Saying he must do so “for the sake of our country,” Senate majority Leader Mitch McConnell said going nuclear (overriding Senate rules so that the president’s nominee could move toward final confirmation with a simple majority of just 51 votes) was necessary in order to “restore norms” move forward after what he called an “unprecedented” Democratic filibuster.
“This is the latest escalation in the left’s never-ending judicial war, the most audacious yet and it can not and will not stand. There cannot be two sets of standards, one for the nominees of a Democratic president and another for the nominees of a Republican president,” said McConnell. “Few outside New York or San Francisco believe Ruth Bader Ginsburg is in the mainstream, but Neil Gorsuch is not.”
“This will be the first and the last partisan filibuster of the Supreme Court nomination,” he added.
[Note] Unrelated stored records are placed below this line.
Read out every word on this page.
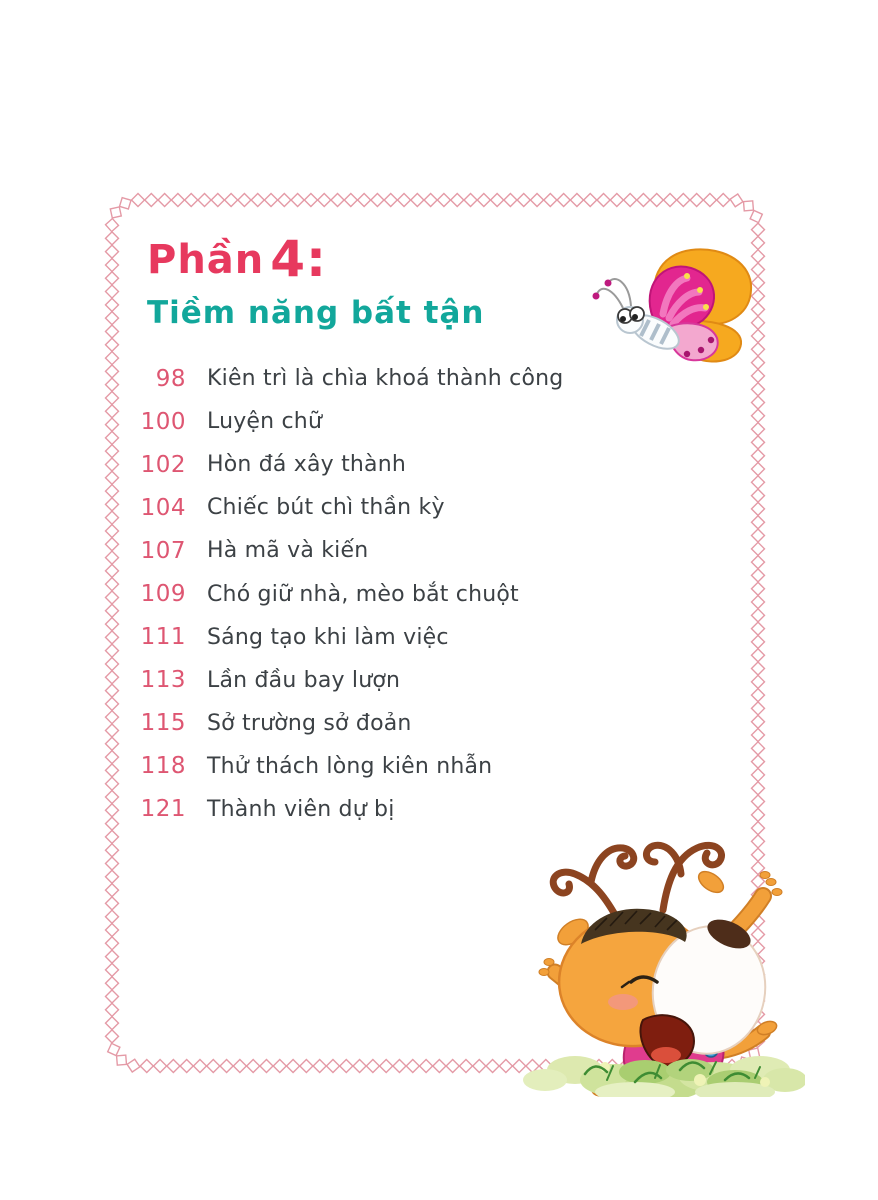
Phần 4:
Tiềm năng bất tận
98 Kiên trì là chìa khoá thành công
100 Luyện chữ
102 Hòn đá xây thành
104 Chiếc bút chì thần kỳ
107 Hà mã và kiến
109 Chó giữ nhà, mèo bắt chuột
111 Sáng tạo khi làm việc
113 Lần đầu bay lượn
115 Sở trường sở đoản
118 Thử thách lòng kiên nhẫn
121 Thành viên dự bị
Democrats, angry that Merrick Garland, former president Barack Obama’s pick to replace Supreme Court Justice Antonin Scalia after Scalia’s death in 2016, was not given a hearing due to the then president’s outgoing status, were quick to criticize the move.
“We believe what Republicans did to Merrick Garland was worse than a filibuster,” said Senate Minority Leader Chuck Schumer (D)-New York. “We will sadly point to today as a turning point in the history of the Senate and the Supreme Court,” said Minority Leader Chuck Schumer of New York said. “In 20 or 30 or 40 years, we will sadly point to today as a turning point in the history of the Senate and the Supreme Court, a day when we irrevocably moved further away from the principles our founders intended for these institutions: principles of bipartisanship, moderation and consensus.”
Shumer’s comments were echoed by Minority Whip Dick Durbin (D)-Illinois, who said “The nuclear option was used by Senator McConnell when he stopped Merrick Garland. What we’re facing today is the fallout.”
In the end, Republicans supported the nuclear decision, voting to eliminate the 60-vote requirement.
A final vote to confirm Gorsuch is expected on Friday.